8 thoughts on “Word Game

  1. Dang it, when I started I didn’t realize he had moved the word Dawkins by one letter. Oh well, so it will take a little longer.

  2. I added some at lunch today. As long as old english, pirate talk, and the occassional IM are allowed, this looks doable.

  3. You should be able to write a program that randomly changes one letter, checks to see if it still makes a word, discards it if it doesn’t, keeps it if it does, and repeats, giving weight to words in the final sentence.

    And yes, old english, pirate talk and IM are allowed: “having it always retain some comprehensible English meaning along each small step of its evolution” means that those fit the criteria

  4. I considered writing a program to do it and see how it evolves into different sentences, but the “having it always retain some comprehensible English meaning along each small step of its evolution” makes the algorithm a little tougher.

    It’s not too bad looking up obscure words or algorithms to see if it would still make sense to someone.

  5. So not only did you rise to the challenge and succeed in only 44 generations, but you did so with greater constraints than are actually placed on evolutionay processes. If anything, this demonstrates quite nicely that Luskin’s full of shit and that there are MANY ways to solve this kind of puzzle, both in this contrived variant and in the real world.

  6. Nice!
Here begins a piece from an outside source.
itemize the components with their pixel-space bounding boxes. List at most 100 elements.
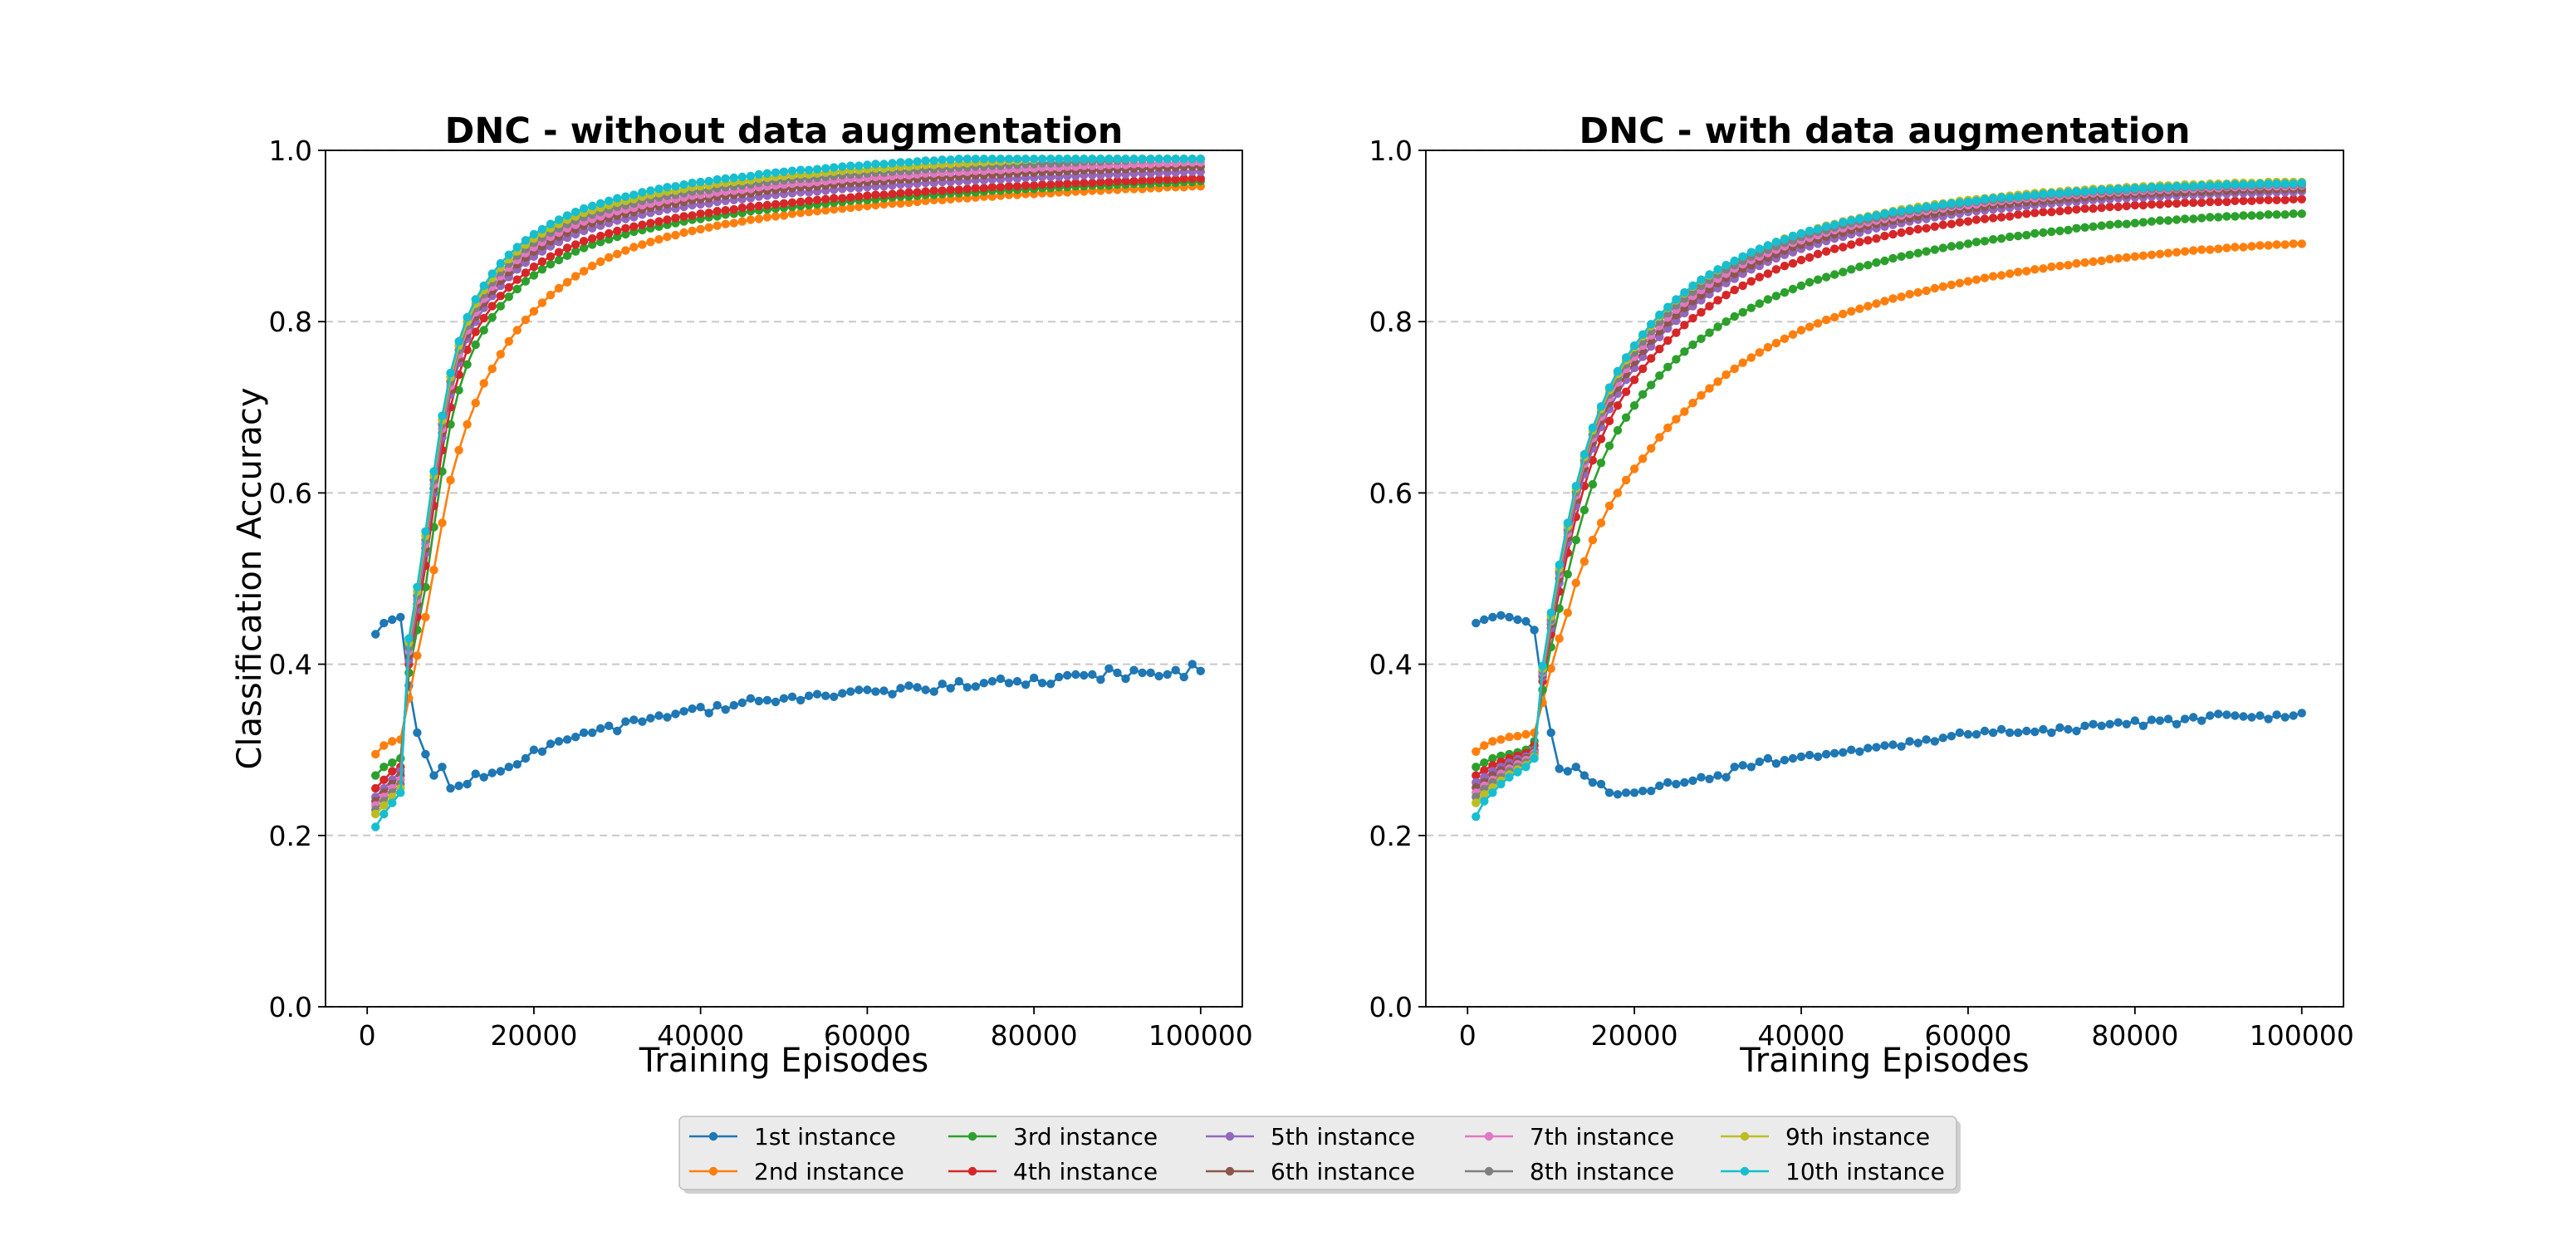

Of course, the whole challenge falls completely apart when one recalls that evolution by natural selection (to be precise) has NO pre-determined end goal.
    A more realistic challenge would be to trace the mutation of the first sentence to a sentence completely unrelated as through a game of Telephone.
    Good effort, though.

  7. A more accurate puzzle would allow me to change, add or delete one letter each generation or swap the order of one or more groups of letters.

    I thought about mutating the sentence in several different directions to make it more of an evolutionary tree, but I couldn’t think of an easy way to format it for the web.